Maryn McKenna is an award-winning journalist specializing in the intersection of public health, agriculture, and emerging infectious diseases. Currently a contributing editor at Scientific American and Senior Fellow at Emory University’s Center for the Study of Human Health, she investigates how policy failures amplify global health crises.
Notable Recognition: 2023 Victor Cohn Prize, 2019 AAAS-Kavli Gold Award, and TED Talk with 2M+ views translated into 34 languages. Her book Big Chicken sparked international reforms in livestock antibiotic regulations.
Maryn McKenna’s career spans three decades, marked by a relentless focus on public health crises and their societal implications. After earning her MS from Northwestern University, she began as a newspaper reporter for outlets like The Atlanta Journal-Constitution, covering breaking news before pivoting to investigative health journalism. Her 2004 book Beating Back the Devil, profiling CDC disease detectives, established her as a voice in outbreak science. This was followed by Superbug (2010), a groundbreaking investigation of MRSA that exposed systemic failures in antibiotic stewardship.
Her 2017 bestseller Big Chicken cemented her reputation as a leading analyst of agricultural antibiotic misuse, tracing its link to drug-resistant infections. As a senior writer at WIRED (2020–2023), she spearheaded pandemic coverage while maintaining a focus on One Health issues. Today, as a contributing editor at Scientific American and Senior Fellow at Emory University, she bridges journalism and academia, teaching narrative strategies for science communication.
McKenna consistently connects farm antibiotic use to clinical resistance patterns. Successful pitches should highlight underreported vectors, like aquaculture antibiotic runoff affecting coastal communities.

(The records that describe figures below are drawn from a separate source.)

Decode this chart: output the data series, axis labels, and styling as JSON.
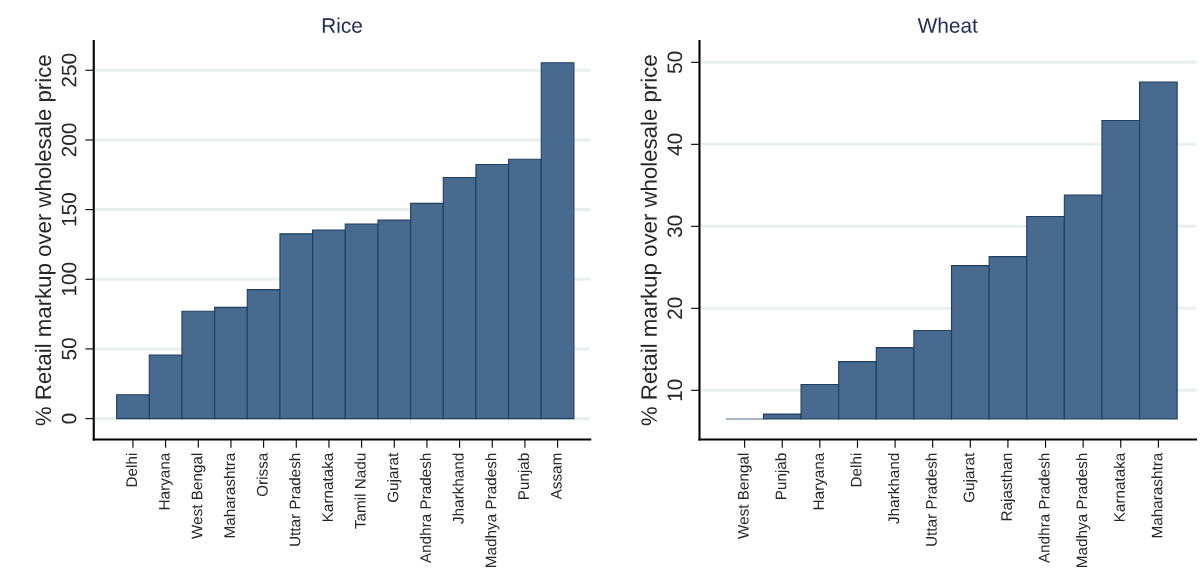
{
  "chart_data": [
    {
      "type": "bar",
      "title": "Rice",
      "ylabel": "% Retail markup over wholesale price",
      "categories": [
        "Delhi",
        "Haryana",
        "West Bengal",
        "Maharashtra",
        "Orissa",
        "Uttar Pradesh",
        "Karnataka",
        "Tamil Nadu",
        "Gujarat",
        "Andhra Pradesh",
        "Jharkhand",
        "Madhya Pradesh",
        "Punjab",
        "Assam"
      ],
      "values": [
        17.1,
        45.6,
        77,
        79.8,
        92.6,
        132.6,
        135.4,
        139.7,
        142.5,
        154.5,
        173,
        182.4,
        186.1,
        255.4
      ],
      "color": "#476a8e",
      "ylim": [
        -15,
        271
      ],
      "yticks": [
        0,
        50,
        100,
        150,
        200,
        250
      ],
      "grid": "y"
    },
    {
      "type": "bar",
      "title": "Wheat",
      "ylabel": "% Retail markup over wholesale price",
      "categories": [
        "West Bengal",
        "Punjab",
        "Haryana",
        "Delhi",
        "Jharkhand",
        "Uttar Pradesh",
        "Gujarat",
        "Rajasthan",
        "Andhra Pradesh",
        "Madhya Pradesh",
        "Karnataka",
        "Maharashtra"
      ],
      "base": [
        6.5,
        6.5,
        6.5,
        6.5,
        6.5,
        6.5,
        6.5,
        6.5,
        6.5,
        6.5,
        6.5,
        6.5
      ],
      "values": [
        0,
        0.6,
        4.2,
        7.0,
        8.7,
        10.8,
        18.7,
        19.8,
        24.7,
        27.3,
        36.4,
        41.1
      ],
      "color": "#476a8e",
      "ylim": [
        4,
        52.6
      ],
      "yticks": [
        10,
        20,
        30,
        40,
        50
      ],
      "grid": "y"
    }
  ]
}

Example: Her 2018 National Geographic piece on India’s poultry farms driving carbapenem-resistant infections.
She prioritizes actionable interventions over problem cataloging. Pitch stories featuring innovative stewardship programs, like Denmark’s antibiotic-free hog farms reducing hospital MRSA rates by 60% (cited in Big Chicken).
Her WIRED coverage of COVID-19 emphasized wildlife virome surveillance and predictive modeling. Ideal pitches involve zoonotic spillover prevention, such as University of Florida’s bat antibody studies or USDA’s swine flu monitoring networks.

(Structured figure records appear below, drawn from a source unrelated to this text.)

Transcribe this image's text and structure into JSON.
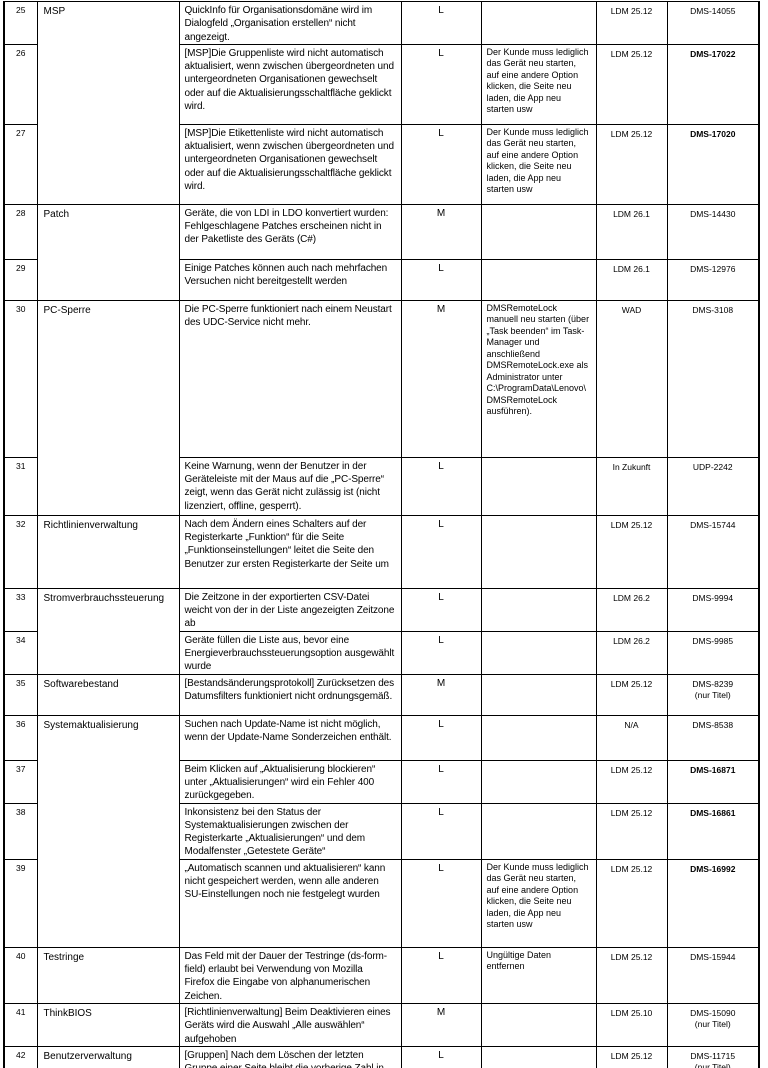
{
  "table": {
    "rows": [
      {
        "nr": "25",
        "category": "MSP",
        "category_rowspan": 3,
        "description": "QuickInfo für Organisationsdomäne wird im Dialogfeld „Organisation erstellen“ nicht angezeigt.",
        "severity": "L",
        "workaround": "",
        "version": "LDM 25.12",
        "id": "DMS-14055",
        "id_bold": false,
        "id_note": ""
      },
      {
        "nr": "26",
        "description": "[MSP]Die Gruppenliste wird nicht automatisch aktualisiert, wenn zwischen übergeordneten und untergeordneten Organisationen gewechselt oder auf die Aktualisierungsschaltfläche geklickt wird.",
        "severity": "L",
        "workaround": "Der Kunde muss lediglich das Gerät neu starten, auf eine andere Option klicken, die Seite neu laden, die App neu starten usw",
        "version": "LDM 25.12",
        "id": "DMS-17022",
        "id_bold": true,
        "id_note": ""
      },
      {
        "nr": "27",
        "description": "[MSP]Die Etikettenliste wird nicht automatisch aktualisiert, wenn zwischen übergeordneten und untergeordneten Organisationen gewechselt oder auf die Aktualisierungsschaltfläche geklickt wird.",
        "severity": "L",
        "workaround": "Der Kunde muss lediglich das Gerät neu starten, auf eine andere Option klicken, die Seite neu laden, die App neu starten usw",
        "version": "LDM 25.12",
        "id": "DMS-17020",
        "id_bold": true,
        "id_note": ""
      },
      {
        "nr": "28",
        "category": "Patch",
        "category_rowspan": 2,
        "description": "Geräte, die von LDI in LDO konvertiert wurden: Fehlgeschlagene Patches erscheinen nicht in der Paketliste des Geräts (C#)",
        "severity": "M",
        "workaround": "",
        "version": "LDM 26.1",
        "id": "DMS-14430",
        "id_bold": false,
        "id_note": ""
      },
      {
        "nr": "29",
        "description": "Einige Patches können auch nach mehrfachen Versuchen nicht bereitgestellt werden",
        "severity": "L",
        "workaround": "",
        "version": "LDM 26.1",
        "id": "DMS-12976",
        "id_bold": false,
        "id_note": ""
      },
      {
        "nr": "30",
        "category": "PC-Sperre",
        "category_rowspan": 2,
        "description": "Die PC-Sperre funktioniert nach einem Neustart des UDC-Service nicht mehr.",
        "severity": "M",
        "workaround": "DMSRemoteLock manuell neu starten (über „Task beenden“ im Task-Manager und anschließend DMSRemoteLock.exe als Administrator unter C:\\ProgramData\\Lenovo\\DMSRemoteLock ausführen).",
        "version": "WAD",
        "id": "DMS-3108",
        "id_bold": false,
        "id_note": ""
      },
      {
        "nr": "31",
        "description": "Keine Warnung, wenn der Benutzer in der Geräteleiste mit der Maus auf die „PC-Sperre“ zeigt, wenn das Gerät nicht zulässig ist (nicht lizenziert, offline, gesperrt).",
        "severity": "L",
        "workaround": "",
        "version": "In Zukunft",
        "id": "UDP-2242",
        "id_bold": false,
        "id_note": ""
      },
      {
        "nr": "32",
        "category": "Richtlinienverwaltung",
        "category_rowspan": 1,
        "description": "Nach dem Ändern eines Schalters auf der Registerkarte „Funktion“ für die Seite „Funktionseinstellungen“ leitet die Seite den Benutzer zur ersten Registerkarte der Seite um",
        "severity": "L",
        "workaround": "",
        "version": "LDM 25.12",
        "id": "DMS-15744",
        "id_bold": false,
        "id_note": ""
      },
      {
        "nr": "33",
        "category": "Stromverbrauchssteuerung",
        "category_rowspan": 2,
        "description": "Die Zeitzone in der exportierten CSV-Datei weicht von der in der Liste angezeigten Zeitzone ab",
        "severity": "L",
        "workaround": "",
        "version": "LDM 26.2",
        "id": "DMS-9994",
        "id_bold": false,
        "id_note": ""
      },
      {
        "nr": "34",
        "description": "Geräte füllen die Liste aus, bevor eine Energieverbrauchssteuerungsoption ausgewählt wurde",
        "severity": "L",
        "workaround": "",
        "version": "LDM 26.2",
        "id": "DMS-9985",
        "id_bold": false,
        "id_note": ""
      },
      {
        "nr": "35",
        "category": "Softwarebestand",
        "category_rowspan": 1,
        "description": "[Bestandsänderungsprotokoll] Zurücksetzen des Datumsfilters funktioniert nicht ordnungsgemäß.",
        "severity": "M",
        "workaround": "",
        "version": "LDM 25.12",
        "id": "DMS-8239",
        "id_bold": false,
        "id_note": "(nur Titel)"
      },
      {
        "nr": "36",
        "category": "Systemaktualisierung",
        "category_rowspan": 4,
        "description": "Suchen nach Update-Name ist nicht möglich, wenn der Update-Name Sonderzeichen enthält.",
        "severity": "L",
        "workaround": "",
        "version": "N/A",
        "id": "DMS-8538",
        "id_bold": false,
        "id_note": ""
      },
      {
        "nr": "37",
        "description": "Beim Klicken auf „Aktualisierung blockieren“ unter „Aktualisierungen“ wird ein Fehler 400 zurückgegeben.",
        "severity": "L",
        "workaround": "",
        "version": "LDM 25.12",
        "id": "DMS-16871",
        "id_bold": true,
        "id_note": ""
      },
      {
        "nr": "38",
        "description": "Inkonsistenz bei den Status der Systemaktualisierungen zwischen der Registerkarte „Aktualisierungen“ und dem Modalfenster „Getestete Geräte“",
        "severity": "L",
        "workaround": "",
        "version": "LDM 25.12",
        "id": "DMS-16861",
        "id_bold": true,
        "id_note": ""
      },
      {
        "nr": "39",
        "description": "„Automatisch scannen und aktualisieren“ kann nicht gespeichert werden, wenn alle anderen SU-Einstellungen noch nie festgelegt wurden",
        "severity": "L",
        "workaround": "Der Kunde muss lediglich das Gerät neu starten, auf eine andere Option klicken, die Seite neu laden, die App neu starten usw",
        "version": "LDM 25.12",
        "id": "DMS-16992",
        "id_bold": true,
        "id_note": ""
      },
      {
        "nr": "40",
        "category": "Testringe",
        "category_rowspan": 1,
        "description": "Das Feld mit der Dauer der Testringe (ds-form-field) erlaubt bei Verwendung von Mozilla Firefox die Eingabe von alphanumerischen Zeichen.",
        "severity": "L",
        "workaround": "Ungültige Daten entfernen",
        "version": "LDM 25.12",
        "id": "DMS-15944",
        "id_bold": false,
        "id_note": ""
      },
      {
        "nr": "41",
        "category": "ThinkBIOS",
        "category_rowspan": 1,
        "description": "[Richtlinienverwaltung] Beim Deaktivieren eines Geräts wird die Auswahl „Alle auswählen“ aufgehoben",
        "severity": "M",
        "workaround": "",
        "version": "LDM 25.10",
        "id": "DMS-15090",
        "id_bold": false,
        "id_note": "(nur Titel)"
      },
      {
        "nr": "42",
        "category": "Benutzerverwaltung",
        "category_rowspan": 1,
        "description": "[Gruppen] Nach dem Löschen der letzten Gruppe einer Seite bleibt die vorherige Zahl in der Paginierung bestehen.",
        "severity": "L",
        "workaround": "",
        "version": "LDM 25.12",
        "id": "DMS-11715",
        "id_bold": false,
        "id_note": "(nur Titel)"
      }
    ]
  }
}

Recognized for her WIRED series on long COVID’s socioeconomic impacts, which combined patient advocacy with viral persistence research. The prize committee noted her “unparalleled ability to humanize complex immunology.”
Awarded for The Plague Years, a New Republic investigation into antibiotic R&D market failures. The series exposed how patent cliffs discourage pharma investment in novel antimicrobials, cited in the 2022 PASTEUR Act.
“Resistance isn’t a future threat—it’s bankrupting families today through extended hospital stays and lost wages.”